Ingredients Jump to Instructions ↓

  1. 2 tb All purpose flour

  2. 1 tb Chopped fresh parsley

  3. 2 1/2c Cubed cooked chicken

  4. 3 c Cooked rice

  5. 1 tb Chicken broth

  6. 1 c Chicken broth

  7. 1/2c Sliced mushrooms

  8. 1/2c Celery, thinly sliced

  9. 1/2ts Dried leaf thyme

  10. 1/2ts Dried leaf marjoram

  11. 1 Pepper to taste

  12. 1/4ts Salt

  13. 1 1/4c Skim milk

  14. 1 tb Non-fat powdered milk

  15. 1/4c Slivered almonds

Instructions Jump to Ingredients ↑

  1. + Directions : Preheat oven to 350F. In a medium saucepan, combine flour and powdered milk.
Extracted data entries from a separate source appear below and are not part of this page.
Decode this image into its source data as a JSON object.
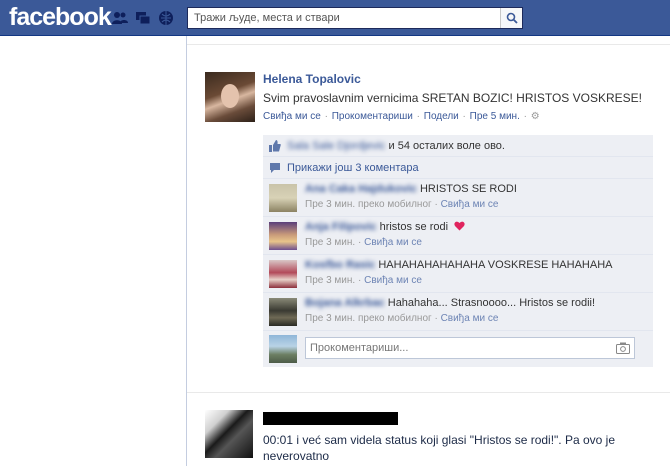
{
  "header": {
    "logo": "facebook",
    "search_placeholder": "Тражи људе, места и ствари",
    "icons": [
      "friend-requests-icon",
      "messages-icon",
      "notifications-icon",
      "search-icon"
    ]
  },
  "story": {
    "author": "Helena Topalovic",
    "message": "Svim pravoslavnim vernicima SRETAN BOZIC! HRISTOS VOSKRESE!",
    "actions": {
      "like": "Свиђа ми се",
      "comment": "Прокоментариши",
      "share": "Подели",
      "time": "Пре 5 мин."
    },
    "likes": {
      "blurred_name": "Sala Sale Djordjevic",
      "text": "и 54 осталих воле ово."
    },
    "view_more": "Прикажи још 3 коментара",
    "comments": [
      {
        "blurred_name": "Ana Caka Hajdukovic",
        "text": "HRISTOS SE RODI",
        "time": "Пре 3 мин.",
        "via": "преко мобилног",
        "like": "Свиђа ми се",
        "has_heart": false
      },
      {
        "blurred_name": "Anja Filipovic",
        "text": "hristos se rodi",
        "time": "Пре 3 мин.",
        "via": "",
        "like": "Свиђа ми се",
        "has_heart": true
      },
      {
        "blurred_name": "Kosfbo Rasic",
        "text": "HAHAHAHAHAHAHA VOSKRESE HAHAHAHA",
        "time": "Пре 3 мин.",
        "via": "",
        "like": "Свиђа ми се",
        "has_heart": false
      },
      {
        "blurred_name": "Bojana Alkrbac",
        "text": "Hahahaha... Strasnoooo... Hristos se rodii!",
        "time": "Пре 3 мин.",
        "via": "преко мобилног",
        "like": "Свиђа ми се",
        "has_heart": false
      }
    ],
    "composer_placeholder": "Прокоментариши..."
  },
  "story2": {
    "text": "00:01 i već sam videla status koji glasi \"Hristos se rodi!\". Pa ovo je neverovatno"
  },
  "colors": {
    "brand": "#3b5998",
    "link": "#3b5998",
    "ufi_bg": "#edeff4",
    "heart": "#e0245e"
  }
}
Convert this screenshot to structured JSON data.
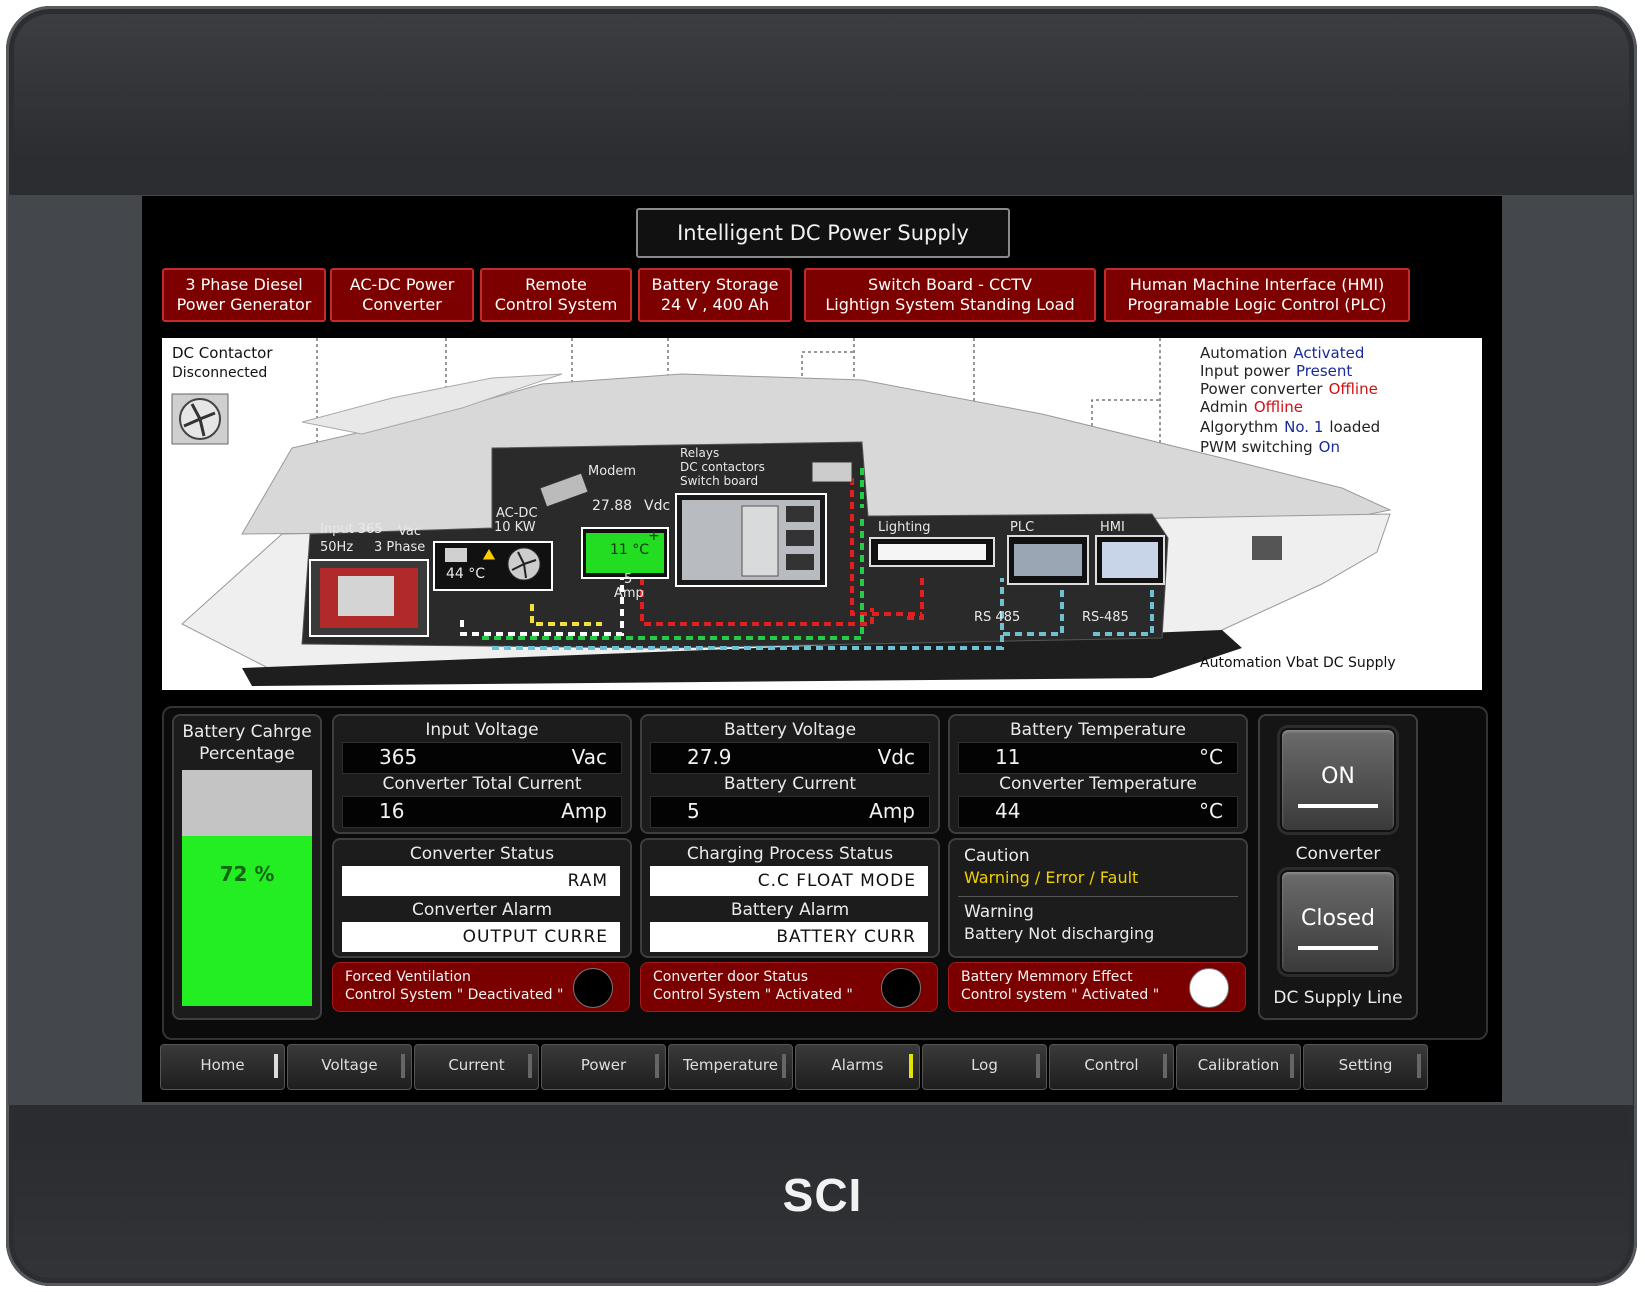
{
  "brand": "SCI",
  "title": "Intelligent DC Power Supply",
  "headers": [
    {
      "line1": "3 Phase Diesel",
      "line2": "Power Generator"
    },
    {
      "line1": "AC-DC Power",
      "line2": "Converter"
    },
    {
      "line1": "Remote",
      "line2": "Control System"
    },
    {
      "line1": "Battery Storage",
      "line2": "24 V , 400 Ah"
    },
    {
      "line1": "Switch Board - CCTV",
      "line2": "Lightign System Standing Load"
    },
    {
      "line1": "Human Machine Interface (HMI)",
      "line2": "Programable Logic Control (PLC)"
    }
  ],
  "diagram": {
    "contactor_line1": "DC Contactor",
    "contactor_line2": "Disconnected",
    "input_label": "Input 365",
    "input_unit": "Vac",
    "input_freq": "50Hz",
    "input_phase": "3 Phase",
    "acdc_line1": "AC-DC",
    "acdc_line2": "10 KW",
    "conv_temp": "44 °C",
    "modem": "Modem",
    "batt_volt": "27.88",
    "batt_volt_unit": "Vdc",
    "batt_temp": "11 °C",
    "batt_plus": "+",
    "batt_amp_value": "5",
    "batt_amp_unit": "Amp",
    "relays_line1": "Relays",
    "relays_line2": "DC contactors",
    "relays_line3": "Switch board",
    "lighting": "Lighting",
    "plc": "PLC",
    "hmi": "HMI",
    "rs485_a": "RS 485",
    "rs485_b": "RS-485",
    "footer": "Automation Vbat DC Supply",
    "status": [
      {
        "label": "Automation",
        "value": "Activated",
        "color": "#1a2a9a"
      },
      {
        "label": "Input power",
        "value": "Present",
        "color": "#1a2a9a"
      },
      {
        "label": "Power converter",
        "value": "Offline",
        "color": "#d01010"
      },
      {
        "label": "Admin",
        "value": "Offline",
        "color": "#d01010"
      },
      {
        "label": "Algorythm",
        "value": "No. 1",
        "suffix": "loaded",
        "color": "#1a2a9a"
      },
      {
        "label": "PWM switching",
        "value": "On",
        "color": "#1a2a9a"
      }
    ]
  },
  "battery": {
    "title1": "Battery Cahrge",
    "title2": "Percentage",
    "percent": 72,
    "label": "72 %"
  },
  "readings": {
    "input_voltage": {
      "title": "Input Voltage",
      "value": "365",
      "unit": "Vac"
    },
    "converter_current": {
      "title": "Converter Total Current",
      "value": "16",
      "unit": "Amp"
    },
    "battery_voltage": {
      "title": "Battery Voltage",
      "value": "27.9",
      "unit": "Vdc"
    },
    "battery_current": {
      "title": "Battery Current",
      "value": "5",
      "unit": "Amp"
    },
    "battery_temperature": {
      "title": "Battery Temperature",
      "value": "11",
      "unit": "°C"
    },
    "converter_temperature": {
      "title": "Converter Temperature",
      "value": "44",
      "unit": "°C"
    }
  },
  "statuses": {
    "converter_status": {
      "title": "Converter Status",
      "value": "RAM"
    },
    "converter_alarm": {
      "title": "Converter Alarm",
      "value": "OUTPUT CURRE"
    },
    "charging_status": {
      "title": "Charging Process Status",
      "value": "C.C FLOAT MODE"
    },
    "battery_alarm": {
      "title": "Battery Alarm",
      "value": "BATTERY CURR"
    }
  },
  "caution": {
    "caution_title": "Caution",
    "caution_text": "Warning / Error / Fault",
    "warning_title": "Warning",
    "warning_text": "Battery Not discharging"
  },
  "red_status": [
    {
      "line1": "Forced Ventilation",
      "line2": "Control System \" Deactivated \"",
      "indicator": "off"
    },
    {
      "line1": "Converter door Status",
      "line2": "Control System \" Activated \"",
      "indicator": "off"
    },
    {
      "line1": "Battery Memmory Effect",
      "line2": "Control system \" Activated \"",
      "indicator": "on"
    }
  ],
  "controls": {
    "converter_button": "ON",
    "converter_label": "Converter",
    "dc_button": "Closed",
    "dc_label": "DC Supply Line"
  },
  "nav": [
    "Home",
    "Voltage",
    "Current",
    "Power",
    "Temperature",
    "Alarms",
    "Log",
    "Control",
    "Calibration",
    "Setting"
  ],
  "colors": {
    "header_red": "#7c0000",
    "battery_green": "#22ee22",
    "caution_yellow": "#f0d000"
  }
}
Slowly add skim milk, stirring to blend. Cook over medium heat until sauce thickens, stirring constantly. Add salt, pepper, marjoram and thyme, set aside. In a large non-stick skillet over low heat, cook celery and mushrooms in 1 tablespoon broth until tender. Stir in rice, 1 cup broth, chicken and sauce. Pour into a shallow casserole. Sprinkle with parsley (and almonds). Bake, covered 35 minutes; remove lid and bake about 10 minutes longer or until bubbling. Serve immediately. Cal: 224, Fat: 2 g.